Character archetypes and patterning

Thanks to Dr Janis Wilson from Archetypology for a fascinating presentation at Wednesday’s Language Consultancy Association event, The Archetypology of Brands.

Archetypes are derived from neuroscience, psychology and classical studies. Essentially they are groups of certain personality traits and behaviours that can be recognised, categorised and expressed as a persona.

These personality traits and behaviours are laid down in the subconscious brain as ‘loose patterns’. The power of these loose patterns is that the brain is programmed to respond to stimuli that are a close fit. If your message is a close fit to the pattern, it triggers a response that requires fulfillment. If your brand offers this fulfillment, then the loose pattern is reinforced in a feedback loop that is now conditioned by your brand message.

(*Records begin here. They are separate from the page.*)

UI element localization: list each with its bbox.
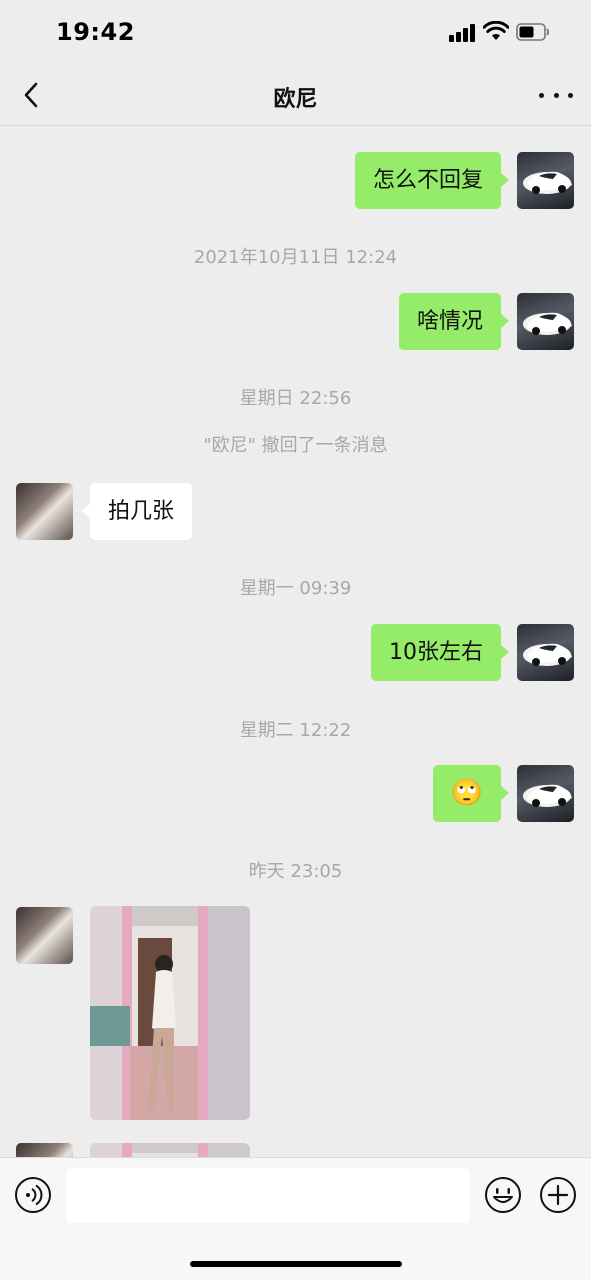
car-avatar-image: [523, 784, 572, 807]
nav-bar: 欧尼: [0, 64, 591, 126]
chat-message-list[interactable]: 怎么不回复 2021年10月11日 12:24 啥情况 星期日 22:56 "欧…: [0, 127, 591, 1157]
my-avatar[interactable]: [517, 293, 574, 350]
photo-thumbnail: [90, 906, 250, 1120]
more-dot-icon: [568, 92, 573, 98]
message-bubble-sent[interactable]: 🙄: [432, 765, 510, 822]
message-bubble-sent[interactable]: 啥情况: [398, 293, 510, 350]
status-time: 19:42: [56, 18, 135, 46]
cellular-signal-icon: [449, 24, 475, 42]
message-bubble-sent[interactable]: 10张左右: [371, 624, 509, 681]
eye-roll-emoji: 🙄: [450, 778, 483, 808]
timestamp: 昨天 23:05: [248, 861, 343, 882]
my-avatar[interactable]: [517, 624, 574, 681]
car-avatar-image: [523, 643, 572, 666]
photo-thumbnail: [90, 1143, 250, 1157]
car-avatar-image: [523, 171, 572, 194]
car-avatar-image: [523, 312, 572, 335]
message-bubble-received[interactable]: 拍几张: [81, 483, 193, 540]
timestamp: 星期日 22:56: [239, 388, 352, 409]
contact-avatar[interactable]: [16, 483, 73, 540]
more-dot-icon: [553, 92, 559, 98]
message-input[interactable]: [66, 1168, 470, 1223]
my-avatar[interactable]: [517, 765, 574, 822]
image-message[interactable]: [90, 1143, 250, 1157]
wifi-icon: [483, 21, 509, 40]
more-functions-icon[interactable]: [539, 1176, 577, 1214]
status-bar: 19:42: [0, 0, 591, 64]
timestamp: 星期一 09:39: [239, 578, 352, 599]
my-avatar[interactable]: [517, 152, 574, 209]
contact-avatar[interactable]: [16, 907, 73, 964]
battery-icon: [516, 23, 550, 41]
voice-input-icon[interactable]: [14, 1176, 52, 1214]
emoji-picker-icon[interactable]: [484, 1176, 522, 1214]
recall-notice: "欧尼" 撤回了一条消息: [203, 435, 388, 456]
timestamp: 星期二 12:22: [239, 720, 352, 741]
home-indicator: [190, 1261, 402, 1267]
timestamp: 2021年10月11日 12:24: [193, 247, 398, 268]
image-message[interactable]: [90, 906, 250, 1120]
chat-title: 欧尼: [273, 87, 318, 112]
contact-avatar[interactable]: [16, 1143, 73, 1157]
more-options-button[interactable]: [539, 82, 573, 108]
more-dot-icon: [539, 92, 544, 98]
message-bubble-sent[interactable]: 怎么不回复: [354, 152, 510, 209]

In simple terms, you can use a structure of 12 classic archetypal characters – Innocent, Regular guy, Caregiver, Explorer, Hero, Outlaw, Lover, Creator, Ruler, Sage, Jester and Magician - to describe both your customers and your brand. In theory, if you know what your brand character is, and whom you want to talk to, adopting the correct tone of voice for a conversation between the two archetypes triggers this patterning and helps you to deliver your message. The key is to use the appropriate language between brand and audience archetypes to trigger the loose patterning in the subconscious.

Where it gets interesting is the knowledge that people move through all 12 archetypes at different life stages (although they will have a preferred archetype that they return to), whilst successful brands tend to stick with the same archetypal character.

Then it gets more complicated.

Each archetype has a number of sub-archetypes, and within these are a number of different, sometimes opposing behaviours.

So character archetypes can have a dark side. When a brand expression loses its way it tends to exhibit these opposing behaviours. This could explain why successful brands, for example, British Airways, BP, Coca-Cola, Gap, sometimes get it so wrong. The message no longer resonates as it disrupts the expected pattern. Returning to their archetypal character normally sees the brand refreshed and revitalised as the fit with the audience archetype loose pattern is restored.

As brand strategists, brand managers and copywriters, you can leverage these patterns to connect with and influence your customers.